Sleep is the key to good health

You go to bed after a long day, but can’t fall asleep. Your mind races with thoughts of the next day’s work, your kids’ grades, your mortgage, economic crises. You watch the lighted dial on your clock — 2:25 a.m., 3 a.m., 4 a.m.

Maybe you give up and get up, eyes burning, brain soggy, limbs leaden, a new day hitched to an old one without a break in between.

Good sleep is the foundation for the rest of our lives — our work, our relationships, our brains and bodies. When sleep goes occasionally awry, we get cranky and sleepy and are more likely to get in car crashes.

The longer insomnia goes on, the more disabling it gets. If the problem outlives a few weeks or months at a time, as it does for an estimated 10 percent of us, insomnia can become a beast to wrestle.

Gayle Greene"It affects everything," said Gayle Greene, a college professor and longtime insomniac who in 2008 wrote a book called "Insomniac" to guide her fellow sufferers through the science and the treatments and the ways to live with insomnia. "It affects mood and energy and optimism," she said. "I don’t know how many marriages have crashed on these rocks. It is so hard for people to maintain a normal life."

Most of us occasionally have restless nights when we can’t close the lid on our brains. A lot of us are just too busy to sleep.

A 2009 study by the National Sleep Foundation found U.S. adults slept an average of just 6.9 hours a night, short of the seven to nine hours the foundation believes most adults need to feel fully rested.

"The American society doesn’t pay that much attention to rest or sleep," said Maria Wong, an associate professor of psychology at Idaho State University in Pocatello. "People don’t want to be called lazy. We don’t want to slow down."

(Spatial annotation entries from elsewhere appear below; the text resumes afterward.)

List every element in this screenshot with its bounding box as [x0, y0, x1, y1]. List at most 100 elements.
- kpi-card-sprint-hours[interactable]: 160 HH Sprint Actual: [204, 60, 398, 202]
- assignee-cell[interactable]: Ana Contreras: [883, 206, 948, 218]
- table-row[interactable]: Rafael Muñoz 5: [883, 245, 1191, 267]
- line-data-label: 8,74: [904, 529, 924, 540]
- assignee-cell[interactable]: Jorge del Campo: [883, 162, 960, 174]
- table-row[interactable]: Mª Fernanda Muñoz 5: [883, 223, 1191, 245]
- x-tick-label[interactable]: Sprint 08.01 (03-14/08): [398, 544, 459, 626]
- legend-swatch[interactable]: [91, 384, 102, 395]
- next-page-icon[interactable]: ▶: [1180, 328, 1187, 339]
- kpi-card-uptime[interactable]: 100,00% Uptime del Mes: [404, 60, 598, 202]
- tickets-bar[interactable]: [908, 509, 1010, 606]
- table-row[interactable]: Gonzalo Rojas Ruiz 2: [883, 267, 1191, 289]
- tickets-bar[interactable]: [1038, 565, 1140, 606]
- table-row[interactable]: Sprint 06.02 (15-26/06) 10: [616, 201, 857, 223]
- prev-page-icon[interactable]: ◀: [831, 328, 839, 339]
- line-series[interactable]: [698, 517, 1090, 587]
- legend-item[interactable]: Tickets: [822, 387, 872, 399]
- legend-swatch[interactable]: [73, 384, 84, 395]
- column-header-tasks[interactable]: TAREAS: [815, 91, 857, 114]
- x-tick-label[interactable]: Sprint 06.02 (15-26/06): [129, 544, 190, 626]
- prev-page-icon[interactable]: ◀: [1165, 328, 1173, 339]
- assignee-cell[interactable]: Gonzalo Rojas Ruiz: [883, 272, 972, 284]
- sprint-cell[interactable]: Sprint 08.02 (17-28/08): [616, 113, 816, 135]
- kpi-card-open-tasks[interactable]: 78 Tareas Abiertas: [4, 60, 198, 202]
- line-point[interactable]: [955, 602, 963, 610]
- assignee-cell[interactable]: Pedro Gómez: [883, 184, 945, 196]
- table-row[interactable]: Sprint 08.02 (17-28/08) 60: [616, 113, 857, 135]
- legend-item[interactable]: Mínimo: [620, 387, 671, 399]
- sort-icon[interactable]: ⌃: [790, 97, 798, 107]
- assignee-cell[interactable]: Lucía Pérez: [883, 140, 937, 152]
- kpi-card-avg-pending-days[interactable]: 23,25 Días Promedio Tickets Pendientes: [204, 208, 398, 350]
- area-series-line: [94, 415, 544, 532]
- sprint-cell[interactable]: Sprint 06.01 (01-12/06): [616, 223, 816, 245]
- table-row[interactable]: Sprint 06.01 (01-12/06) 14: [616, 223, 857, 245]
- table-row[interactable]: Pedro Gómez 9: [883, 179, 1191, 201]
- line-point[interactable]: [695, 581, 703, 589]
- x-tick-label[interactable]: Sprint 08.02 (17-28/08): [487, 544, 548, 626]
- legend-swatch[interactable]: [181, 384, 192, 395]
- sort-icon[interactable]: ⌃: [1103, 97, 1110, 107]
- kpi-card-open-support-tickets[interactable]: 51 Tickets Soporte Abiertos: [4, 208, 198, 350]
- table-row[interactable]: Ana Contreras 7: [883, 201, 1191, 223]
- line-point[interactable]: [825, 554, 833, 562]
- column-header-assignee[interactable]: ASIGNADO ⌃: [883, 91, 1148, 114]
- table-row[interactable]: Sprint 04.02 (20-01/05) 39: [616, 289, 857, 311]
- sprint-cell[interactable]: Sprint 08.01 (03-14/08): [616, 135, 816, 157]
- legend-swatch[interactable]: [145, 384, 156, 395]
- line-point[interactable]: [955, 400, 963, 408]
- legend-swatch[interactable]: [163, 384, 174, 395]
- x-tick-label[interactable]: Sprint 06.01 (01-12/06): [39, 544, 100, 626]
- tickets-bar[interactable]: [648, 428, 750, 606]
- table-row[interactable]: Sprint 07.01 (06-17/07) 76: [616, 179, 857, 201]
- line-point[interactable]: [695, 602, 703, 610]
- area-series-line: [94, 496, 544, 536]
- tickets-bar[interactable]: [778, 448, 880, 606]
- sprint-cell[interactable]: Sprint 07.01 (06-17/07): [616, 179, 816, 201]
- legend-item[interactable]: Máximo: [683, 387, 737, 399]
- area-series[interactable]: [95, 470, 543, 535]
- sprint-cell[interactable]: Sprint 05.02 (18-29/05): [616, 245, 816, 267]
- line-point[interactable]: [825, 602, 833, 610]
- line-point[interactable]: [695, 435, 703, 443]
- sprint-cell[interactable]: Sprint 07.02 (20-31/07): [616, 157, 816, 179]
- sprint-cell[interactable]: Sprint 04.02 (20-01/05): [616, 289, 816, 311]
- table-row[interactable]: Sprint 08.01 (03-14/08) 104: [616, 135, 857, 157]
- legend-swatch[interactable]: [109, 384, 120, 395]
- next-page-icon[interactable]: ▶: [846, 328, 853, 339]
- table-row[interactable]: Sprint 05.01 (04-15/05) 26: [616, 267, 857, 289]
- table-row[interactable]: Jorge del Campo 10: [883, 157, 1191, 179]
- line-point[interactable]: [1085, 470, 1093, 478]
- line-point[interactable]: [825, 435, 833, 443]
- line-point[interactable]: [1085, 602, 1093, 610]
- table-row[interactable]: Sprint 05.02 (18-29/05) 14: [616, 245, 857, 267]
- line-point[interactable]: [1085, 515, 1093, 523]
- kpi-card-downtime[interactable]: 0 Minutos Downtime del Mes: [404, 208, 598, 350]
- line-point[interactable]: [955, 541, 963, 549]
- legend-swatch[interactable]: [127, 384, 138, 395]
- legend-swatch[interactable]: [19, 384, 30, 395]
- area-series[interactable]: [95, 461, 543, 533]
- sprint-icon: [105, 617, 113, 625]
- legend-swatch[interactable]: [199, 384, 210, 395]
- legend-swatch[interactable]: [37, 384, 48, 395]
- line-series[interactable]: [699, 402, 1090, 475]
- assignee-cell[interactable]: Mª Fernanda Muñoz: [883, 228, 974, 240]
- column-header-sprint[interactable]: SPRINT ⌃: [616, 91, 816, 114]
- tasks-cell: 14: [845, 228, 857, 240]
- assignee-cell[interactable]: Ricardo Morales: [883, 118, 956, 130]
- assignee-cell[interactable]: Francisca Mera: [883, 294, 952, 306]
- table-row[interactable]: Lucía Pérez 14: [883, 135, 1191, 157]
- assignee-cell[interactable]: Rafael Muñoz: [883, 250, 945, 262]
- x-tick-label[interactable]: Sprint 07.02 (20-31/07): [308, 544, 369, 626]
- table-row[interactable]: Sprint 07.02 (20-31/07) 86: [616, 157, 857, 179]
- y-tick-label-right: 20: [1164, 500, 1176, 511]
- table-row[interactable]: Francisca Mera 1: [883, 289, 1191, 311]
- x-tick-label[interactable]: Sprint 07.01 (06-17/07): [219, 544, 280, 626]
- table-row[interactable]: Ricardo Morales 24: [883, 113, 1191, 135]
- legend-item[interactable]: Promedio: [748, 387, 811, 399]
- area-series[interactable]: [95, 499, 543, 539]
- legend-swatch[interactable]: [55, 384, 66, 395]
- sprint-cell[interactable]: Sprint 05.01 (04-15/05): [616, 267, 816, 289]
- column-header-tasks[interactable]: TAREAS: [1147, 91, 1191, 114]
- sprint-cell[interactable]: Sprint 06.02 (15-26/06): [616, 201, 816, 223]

Research into sleep is burgeoning, unearthing links between sleep and obesity, dementia, diabetes, depression, suicide and even life span. In early sleep research, rats deprived of their zzzzz’s died within weeks. Some new research suggests some children diagnosed with attention deficit hyperactivity disorder, or ADHD, may be sleep-deprived, not hyperactive. For adults, swing or night shifts at work present special challenges.

There is hope. Treasure Valley experts say they can help most people with sleep disorders, regardless of the reason they toss and turn. The Valley has at least half a dozen sleep laboratories where technicians measure brain waves, heart rate, breathing and other indicators for sleep disorders. Other programs help people develop behaviors that help put them to sleep. Prescription medicines help many patients sleep, although some experts caution against using some of them for long periods of time.

Some insomniacs may help themselves by taking a magnifying glass to their lifestyle choices. "What I see over and over in my patients is they are trying to get more and more done in less time, so they will stay up later and get up earlier to accomplish more," said Joan Haynes, a licensed doctor of naturopathic medicine. "The majority of my practice is fatigue, fatigue plus."